25.05.2014 08:05 Henry Butler als Gigant der Giganten in New Orleans

Henry Butler, Steven Bernstein and the Hot 9 vollführen auf "Viper's Drag" eine musikalische Achterbahnfahrt

Henry Butler und Steven Bernstein veroeffentlichen das Album Vipers Drag

Das Repertoire der Band besteht aus klassischen Blues-Nummern von Bessie Smith, frühen Jazzklassikern von Jelly Roll Morton und Fats Waller, aber auch Kompositionen Henry Butlers. Foto: Album "Viper's Drag" © Impulse!

Von: GFDK - JazzEcho

Jahrzehnte hinweg gehörte der Pianist und Sänger Henry Butler so untrennbar zu New Orleans wie etwa der Congo Square und das French Quarter. Ihn an einen anderen Ort zu verpflanzen, wäre einem Sakrileg gleichgekommen. Dann rollte 2005 der Hurrikan Katrina über die Stadt hinweg und machte den blinden Künstler wie so viele andere Einwohner besitz- und obdachlos.

Über Umwege verschlug es ihn 2009 nach Brooklyn/New York, wo er in die zwielichtige Gesellschaft einiger Jazz-Avangardisten geriet. Schräge Typen, vor denen ihn die Traditionsverwalter der Musik von New Orleans, die sich mit Butlers gelegentlichen experimentellen Seitensprüngen ohnehin nie hatten anfreunden können, immer schon gewarnt hatten. Glücklicherweise hat er all diese Warnungen in den Wind geschlagen. Denn sonst wäre die Musikwelt nun nicht um das geniale Album "Viper's Drag" reicher, das Butler mit dem Trompeter Steven Bernstein und dessen Hot 9 aufgenommen hat.

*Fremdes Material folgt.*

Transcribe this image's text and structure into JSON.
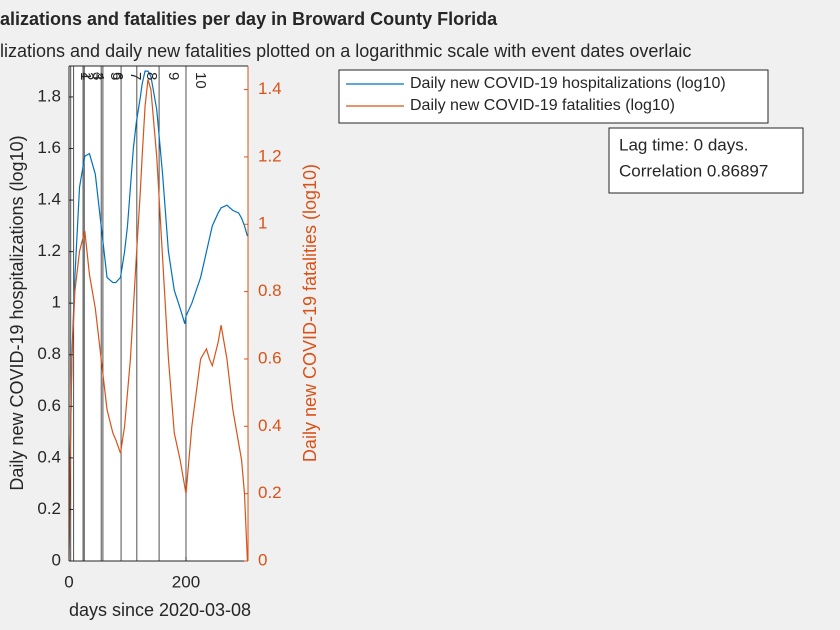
{
  "chart_data": {
    "type": "line",
    "title": "alizations and fatalities per day in Broward County Florida",
    "subtitle": "lizations and daily new fatalities plotted on a logarithmic scale with event dates overlaic",
    "xlabel": "days since 2020-03-08",
    "ylabel": "Daily new COVID-19 hospitalizations (log10)",
    "y2label": "Daily new COVID-19 fatalities (log10)",
    "xlim": [
      0,
      306
    ],
    "xticks": [
      0,
      200
    ],
    "ylim": [
      0,
      1.92
    ],
    "yticks": [
      0,
      0.2,
      0.4,
      0.6,
      0.8,
      1,
      1.2,
      1.4,
      1.6,
      1.8
    ],
    "y2lim": [
      0,
      1.47
    ],
    "y2ticks": [
      0,
      0.2,
      0.4,
      0.6,
      0.8,
      1,
      1.2,
      1.4
    ],
    "x": [
      0,
      2,
      5,
      10,
      18,
      27,
      35,
      45,
      55,
      65,
      75,
      80,
      88,
      95,
      100,
      105,
      110,
      115,
      122,
      125,
      130,
      135,
      140,
      150,
      160,
      170,
      180,
      190,
      198,
      200,
      210,
      225,
      235,
      240,
      245,
      255,
      260,
      270,
      280,
      290,
      295,
      300,
      305
    ],
    "series": [
      {
        "name": "Daily new COVID-19 hospitalizations (log10)",
        "color": "#0072BD",
        "values": [
          0.05,
          0.4,
          0.8,
          1.1,
          1.45,
          1.57,
          1.58,
          1.5,
          1.3,
          1.1,
          1.08,
          1.08,
          1.1,
          1.2,
          1.3,
          1.45,
          1.6,
          1.7,
          1.8,
          1.85,
          1.9,
          1.9,
          1.88,
          1.75,
          1.5,
          1.2,
          1.05,
          0.98,
          0.92,
          0.95,
          1.0,
          1.1,
          1.2,
          1.25,
          1.3,
          1.35,
          1.37,
          1.38,
          1.36,
          1.35,
          1.33,
          1.3,
          1.26
        ]
      },
      {
        "name": "Daily new COVID-19 fatalities (log10)",
        "color": "#D95319",
        "axis": "y2",
        "values": [
          0,
          0.3,
          0.6,
          0.8,
          0.92,
          0.98,
          0.85,
          0.75,
          0.6,
          0.45,
          0.38,
          0.36,
          0.32,
          0.4,
          0.5,
          0.6,
          0.75,
          0.9,
          1.1,
          1.2,
          1.35,
          1.43,
          1.4,
          1.2,
          0.9,
          0.6,
          0.38,
          0.3,
          0.22,
          0.2,
          0.4,
          0.6,
          0.63,
          0.6,
          0.58,
          0.65,
          0.7,
          0.6,
          0.45,
          0.35,
          0.3,
          0.2,
          0
        ]
      }
    ],
    "events": [
      {
        "label": "1",
        "day": 3
      },
      {
        "label": "2",
        "day": 8
      },
      {
        "label": "3",
        "day": 24
      },
      {
        "label": "4",
        "day": 26
      },
      {
        "label": "5",
        "day": 55
      },
      {
        "label": "6",
        "day": 58
      },
      {
        "label": "7",
        "day": 89
      },
      {
        "label": "8",
        "day": 116
      },
      {
        "label": "9",
        "day": 154
      },
      {
        "label": "10",
        "day": 200
      }
    ],
    "annotation": [
      "Lag time: 0 days.",
      "Correlation 0.86897"
    ]
  }
}
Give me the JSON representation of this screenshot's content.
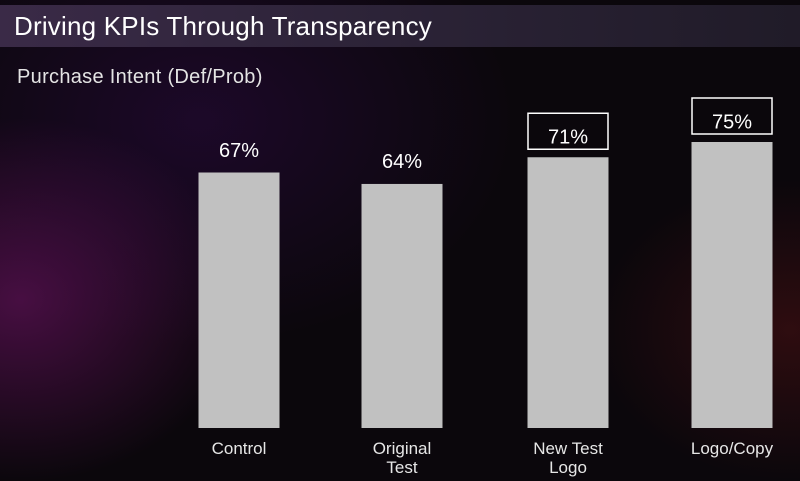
{
  "slide": {
    "title": "Driving KPIs Through Transparency",
    "subtitle": "Purchase Intent (Def/Prob)"
  },
  "colors": {
    "bar": "#c1c1c1",
    "text": "#ffffff",
    "label_box_border": "#ffffff"
  },
  "chart_data": {
    "type": "bar",
    "title": "Purchase Intent (Def/Prob)",
    "xlabel": "",
    "ylabel": "",
    "ylim": [
      0,
      100
    ],
    "grid": false,
    "categories": [
      [
        "Control"
      ],
      [
        "Original",
        "Test"
      ],
      [
        "New Test",
        "Logo"
      ],
      [
        "Logo/Copy"
      ]
    ],
    "values": [
      67,
      64,
      71,
      75
    ],
    "data_labels": [
      "67%",
      "64%",
      "71%",
      "75%"
    ],
    "highlighted_labels": [
      false,
      false,
      true,
      true
    ]
  }
}
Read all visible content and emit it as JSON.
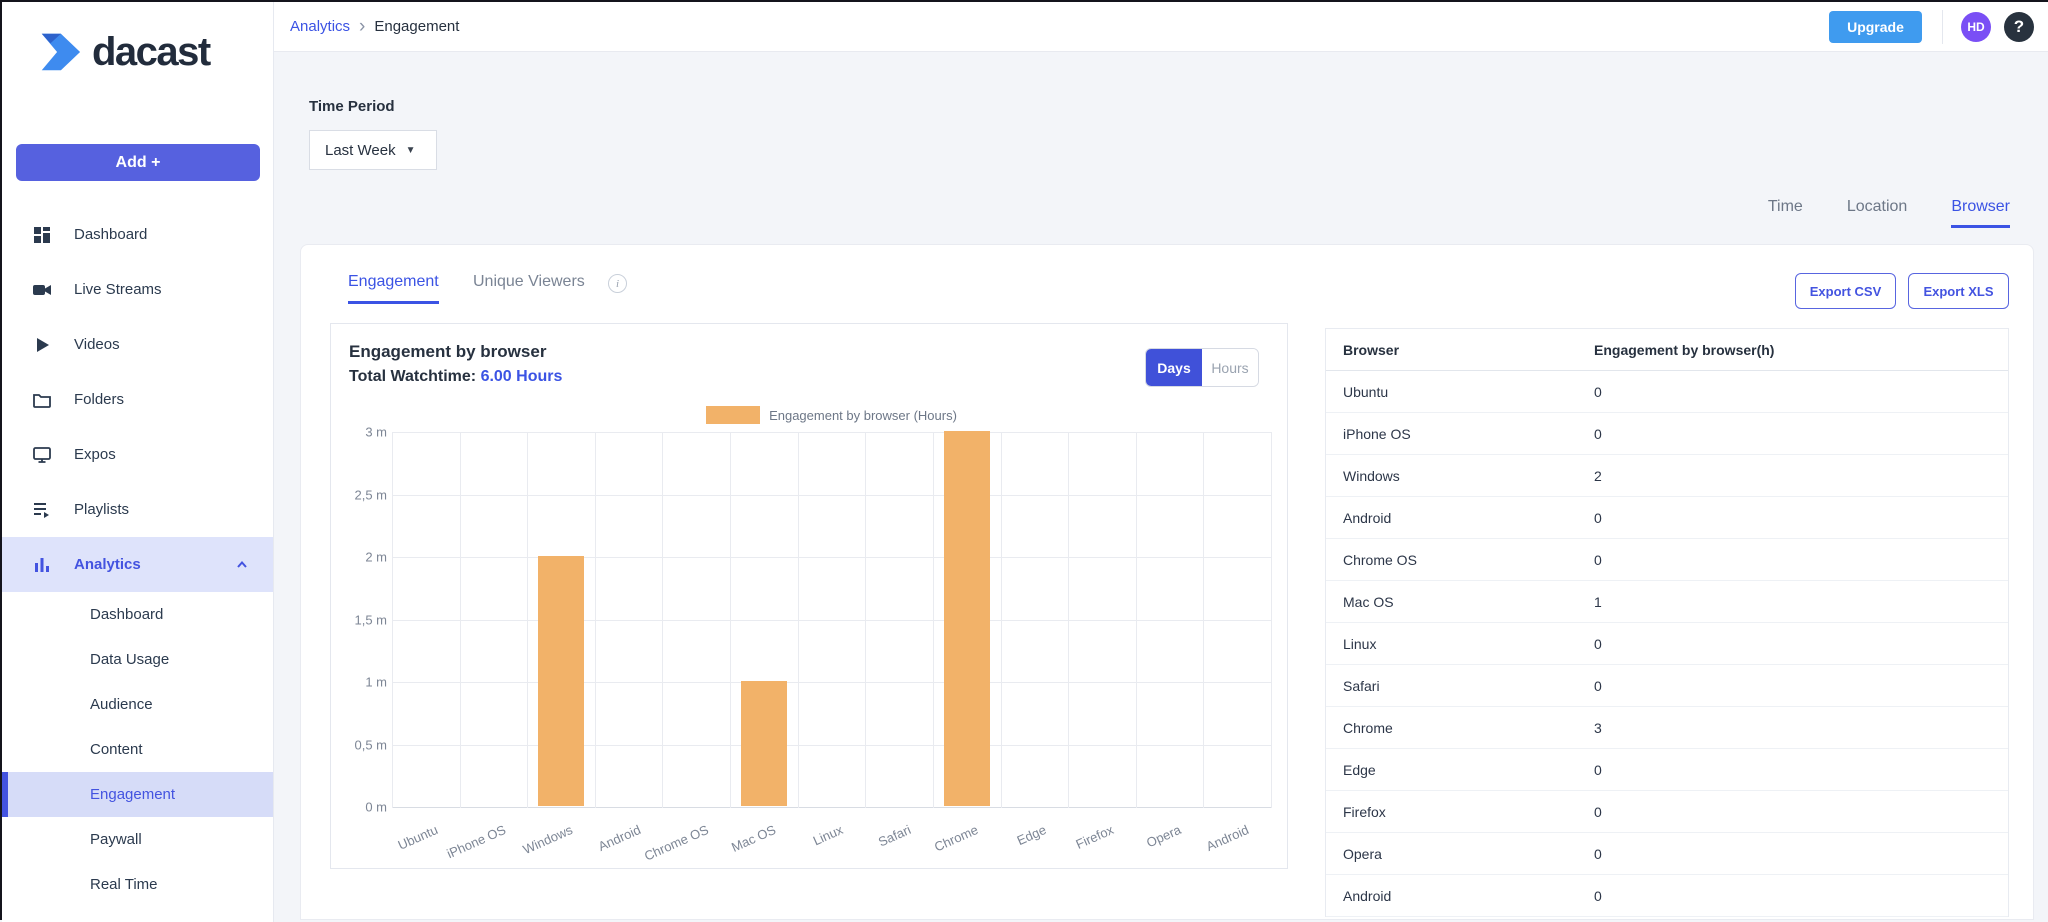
{
  "brand": {
    "name": "dacast"
  },
  "sidebar": {
    "add_button": "Add +",
    "items": [
      {
        "label": "Dashboard",
        "icon": "dashboard-icon"
      },
      {
        "label": "Live Streams",
        "icon": "live-streams-icon"
      },
      {
        "label": "Videos",
        "icon": "videos-icon"
      },
      {
        "label": "Folders",
        "icon": "folders-icon"
      },
      {
        "label": "Expos",
        "icon": "expos-icon"
      },
      {
        "label": "Playlists",
        "icon": "playlists-icon"
      },
      {
        "label": "Analytics",
        "icon": "analytics-icon",
        "active": true,
        "expanded": true
      }
    ],
    "analytics_subitems": [
      {
        "label": "Dashboard"
      },
      {
        "label": "Data Usage"
      },
      {
        "label": "Audience"
      },
      {
        "label": "Content"
      },
      {
        "label": "Engagement",
        "active": true
      },
      {
        "label": "Paywall"
      },
      {
        "label": "Real Time"
      }
    ]
  },
  "header": {
    "breadcrumb": [
      "Analytics",
      "Engagement"
    ],
    "upgrade_label": "Upgrade",
    "avatar_initials": "HD",
    "help_glyph": "?"
  },
  "filters": {
    "time_period_label": "Time Period",
    "time_period_value": "Last Week"
  },
  "view_tabs": [
    {
      "label": "Time"
    },
    {
      "label": "Location"
    },
    {
      "label": "Browser",
      "active": true
    }
  ],
  "card": {
    "tab_engagement": "Engagement",
    "tab_unique_viewers": "Unique Viewers",
    "export_csv": "Export CSV",
    "export_xls": "Export XLS"
  },
  "chart_panel": {
    "title": "Engagement by browser",
    "watchtime_label": "Total Watchtime: ",
    "watchtime_value": "6.00 Hours",
    "toggle_options": [
      "Days",
      "Hours"
    ],
    "toggle_active": "Days",
    "legend_label": "Engagement by browser (Hours)"
  },
  "chart_data": {
    "type": "bar",
    "title": "Engagement by browser (Hours)",
    "categories": [
      "Ubuntu",
      "iPhone OS",
      "Windows",
      "Android",
      "Chrome OS",
      "Mac OS",
      "Linux",
      "Safari",
      "Chrome",
      "Edge",
      "Firefox",
      "Opera",
      "Android"
    ],
    "values": [
      0,
      0,
      2,
      0,
      0,
      1,
      0,
      0,
      3,
      0,
      0,
      0,
      0
    ],
    "ylim": [
      0,
      3
    ],
    "yticks": [
      {
        "v": 0,
        "label": "0 m"
      },
      {
        "v": 0.5,
        "label": "0,5 m"
      },
      {
        "v": 1,
        "label": "1 m"
      },
      {
        "v": 1.5,
        "label": "1,5 m"
      },
      {
        "v": 2,
        "label": "2 m"
      },
      {
        "v": 2.5,
        "label": "2,5 m"
      },
      {
        "v": 3,
        "label": "3 m"
      }
    ],
    "grid": true,
    "legend_position": "top",
    "bar_color": "#f2b269"
  },
  "table": {
    "headers": [
      "Browser",
      "Engagement by browser(h)"
    ],
    "rows": [
      [
        "Ubuntu",
        "0"
      ],
      [
        "iPhone OS",
        "0"
      ],
      [
        "Windows",
        "2"
      ],
      [
        "Android",
        "0"
      ],
      [
        "Chrome OS",
        "0"
      ],
      [
        "Mac OS",
        "1"
      ],
      [
        "Linux",
        "0"
      ],
      [
        "Safari",
        "0"
      ],
      [
        "Chrome",
        "3"
      ],
      [
        "Edge",
        "0"
      ],
      [
        "Firefox",
        "0"
      ],
      [
        "Opera",
        "0"
      ],
      [
        "Android",
        "0"
      ]
    ]
  },
  "colors": {
    "accent": "#4353e0",
    "accent_light_bg": "#dee3fb",
    "bar_orange": "#f2b269",
    "upgrade_blue": "#3f9bef",
    "avatar_purple": "#7a4ff5",
    "toggle_active_blue": "#4051d9"
  }
}
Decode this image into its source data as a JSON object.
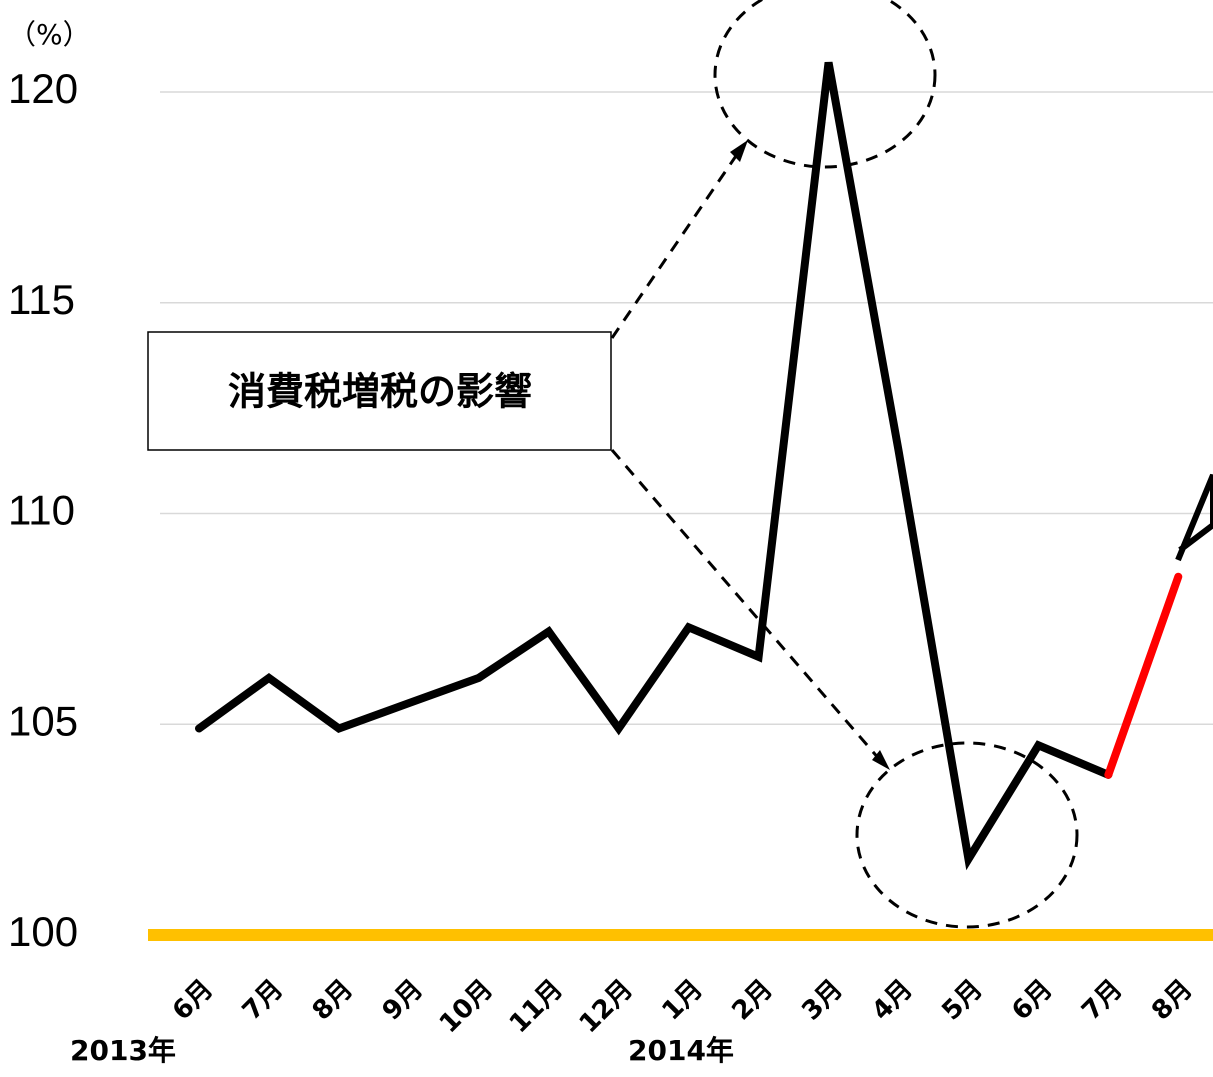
{
  "chart_data": {
    "type": "line",
    "unit_label": "（%）",
    "categories": [
      "6月",
      "7月",
      "8月",
      "9月",
      "10月",
      "11月",
      "12月",
      "1月",
      "2月",
      "3月",
      "4月",
      "5月",
      "6月",
      "7月",
      "8月"
    ],
    "year_labels": [
      "2013年",
      "2014年"
    ],
    "series": [
      {
        "color": "#000000",
        "values": [
          104.9,
          106.1,
          104.9,
          105.5,
          106.1,
          107.2,
          104.9,
          107.3,
          106.6,
          120.7,
          111.5,
          101.8,
          104.5,
          103.8,
          null
        ]
      },
      {
        "color": "#ff0000",
        "values": [
          null,
          null,
          null,
          null,
          null,
          null,
          null,
          null,
          null,
          null,
          null,
          null,
          null,
          103.8,
          108.5
        ]
      }
    ],
    "baseline": {
      "value": 100,
      "color": "#ffc000"
    },
    "annotation": "消費税増税の影響",
    "ylim": [
      100,
      120
    ],
    "yticks": [
      100,
      105,
      110,
      115,
      120
    ],
    "grid": true
  }
}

Wir lieben Musik... weil sie uns glücklich macht

Das Album dokumentiert ein Zusammentreffen besonderer Art. Auf der einen Seite ist da der seit Geburt blinde Henry Butler, der die Vielfalt der musikalischen Einflüsse seiner Heimat Louisiana verinnerlicht hat: Jazz, Funk, karibische Klänge, Pop, Blues, Klassik, Rhythm'n'Blues. In New Orleans galt er als Gigant unter Giganten und war Mitglied einer besonderen Bruderschaft, der auch Professor Longhair, James Booker und Allen Toussaint angehören. Seine technischen Fähigkeiten und die enorme Bandbreite seines Repertoires sind legendär. Auf der anderen Seite sind da die New Yorker Häretiker um Steven Bernstein, die in Bands wie den Lounge Lizards, Jazz Passengers, Sex Mob, Peter Apfelbaum's Hieroglyphics Ensemble, der Kamikaze Ground Crew oder dem Millennial Territory Orchestra immer wieder neu bewiesen, dass man, wenn man avantgardistische Jazzklänge nur attraktiv genug verpackt, mit ihnen auch ein großes, nicht unbedingt jazzspezifisches Publikum erreichen kann. Mit "Viper's Drag" dürften sie es erneut schaffen.

Das Repertoire der Band (deren Name eine Anspielung auf zwei legendäre Bands ist, mit denen Louis Armstrong in den 1920ern Jazzgeschichte machte: The Hot 5 und The Hot 7) besteht aus klassischen Blues-Nummern von Bessie Smith, frühen Jazzklassikern von Jelly Roll Morton und Fats Waller, aber auch Kompositionen Henry Butlers. Unter der Patina des Alten bringen die Musiker immer wieder aufregend Neues hervor, kombinieren Ragtime-Passagen mit modernen Dissonanzen oder nostalgische Swing-Bläsersätze mit Second-Line-Rhythmen oder fettem Funk. Und erstaunlicherweise klingt alles wie aus einem Guss. Es ist, als unternehme man eine waghalsige musikalische Achterbahnfahrt in einer Zeitmaschine.